- former One Trade Square rendering
- Interactive map of Renaissance Plaza

General information
- Status: Proposed
- Type: Office, Residential
- Location: Philadelphia, Pennsylvania, U.S.
- Height: 240 feet (73 m)

Design and construction
- Architects: Alesker & Dundon Architects
- Developer: Carl Marks Real Estate Group, Waterfront Renaissance Associates

= Renaissance Plaza =

Renaissance Plaza (formerly named World Trade Square) is a proposed residential and retail complex to be built on a 5.5 acre site in the Delaware Riverfront region of Philadelphia, Pennsylvania. The design calls for four high-rise office buildings: Old City Harbor Tower I, Old City Harbor Tower II, Old City Harbor Tower III, and the Greater Philadelphia World Trade Center.

==History==
Plans were initially created for a Philadelphia World Trade Center in 1988. The project would have included a 65-story skyscraper as well as three other buildings. However, this proposal ultimately fell through.

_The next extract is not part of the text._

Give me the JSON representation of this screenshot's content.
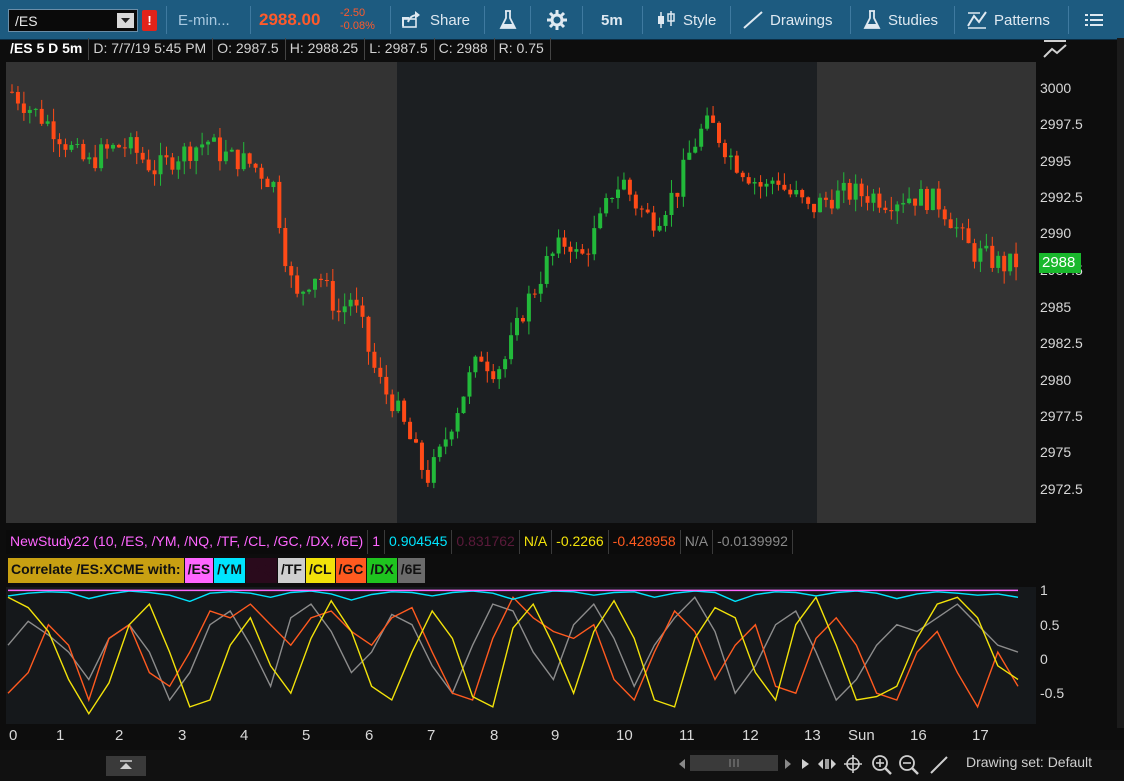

The developer, Carl Marks Real Estate Group, contracted Alesker & Dundon Architects to redesign the project as four shorter skyscrapers to be completed in 2010, but the plan was downsized again in 2012.

The 2012 plan by Waterfront Renaissance Associates called for a 1,458-unit residential tower complex, with two taller 426 ft towers and two shorter 227 ft towers. The development would have violated the 100 foot height limit imposed by the Delaware River Waterfront Corporation in their master plan.

In response to height concerns, the plan was revised again in July 2013 to lower the height of the tallest tower to 240 feet and build five towers instead of four.

In 2024, the Casino Reinvestment Development Authority approved a $200,000 resolution to "fund costs associated with investigating current conditions at the Plaza [for revitalization] and preparation of a preliminary design and budget."

The latest design calls for four towers: Old City Harbor Tower I, Old City Harbor Tower II, Old City Harbor Tower III, and the Greater Philadelphia World Trade Center.